Library :: Curiosities of Literature

Here at MoD we are surprisingly fortunate in our correspondents. Unbidden, unpaid and inevitably inadequately recognised, they direct our attention to the truly dusty titbits that gather in the corners of the Internet. Joe Williams, for example, has brought us treasures for the library.

Curiosities of Literature by Isaac D’Israeli (1766-1848) includes a dusty lesson for us all : to wit – when money talks, play along. To illustrate this axiom, D’Isreali relates two examples from the arts: the artist Michelangelo salving his patron’s vanity with a little sleight of hand involving marble dust and the poet Pope paralleling this by using verbal dust to make his patron believe his advice was important to him… All designers know this trick of course, nodding and smiling agreement whilst the client suggests knucklehead changes – and then pretending to make them.

Read the anecdotes here
>>

Curiosities of Literature is being incrementally published online and is a compendium of booklore first published in 1791. The book was revised and added to up until D’Israeli’s last years.

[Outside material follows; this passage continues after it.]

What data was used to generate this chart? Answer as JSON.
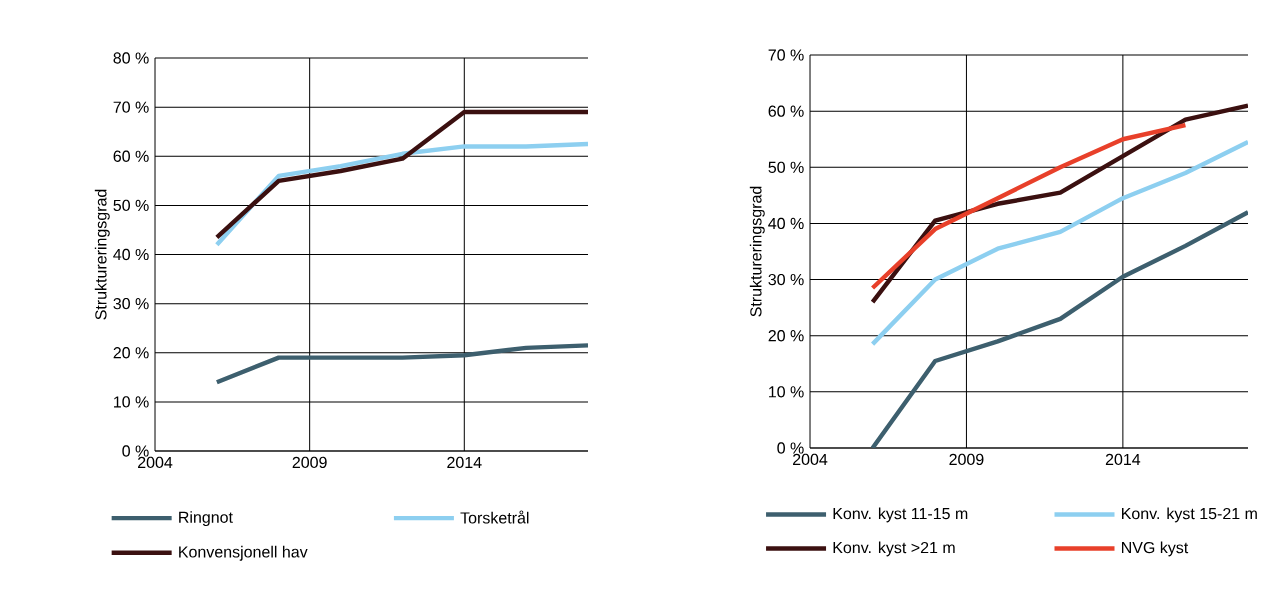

It is full of fabulous and scurrilous opinions, anecdotes and trifles Once you start dipping into it, it’s hard to stop. Chocolate for the intellect.

The Six Follies of Science
>> for instance raises the very valid point that “NOTHING is so capable of disordering the intellects as an intense application to any one of these six things: the Quadrature of the Circle; the Multiplication of the Cube; the Perpetual Motion; the Philosophical Stone; Magic; and Judicial Astrology.” He goes on to relate the horrid effects of applying oneself to these lines of inquiry. And now I know, I’ve warned all my friends and vowed to steer well clear of them. No one should ever underestimate the disordering power of attempting to multiply cubes. It’s bad enough when Inky tries to explain Platonic Solids to me… >>

As well aas deeply understanding Real Politik D’Isreali also criticises the Romans, collects bon-mots and diatribes on the social failings of geniuses. He discourses on female beauty and adornment, Middle eastern literature, and he even describes our favourite anatomical waxworks (the collection in Florence’s La Specola). What’s not to love…

Index to Curiosities here >>

Isaac D'Israeli was the father of the British prime minister, Benjamin Disraeli. He had changed the spelling of his children's last name to make it less foreign-sounding, and he had them baptized as Christians in 1817, although he himself remained a Jew. This was what allowed his son to enter Parliament, years before Jews could sit in that legislature.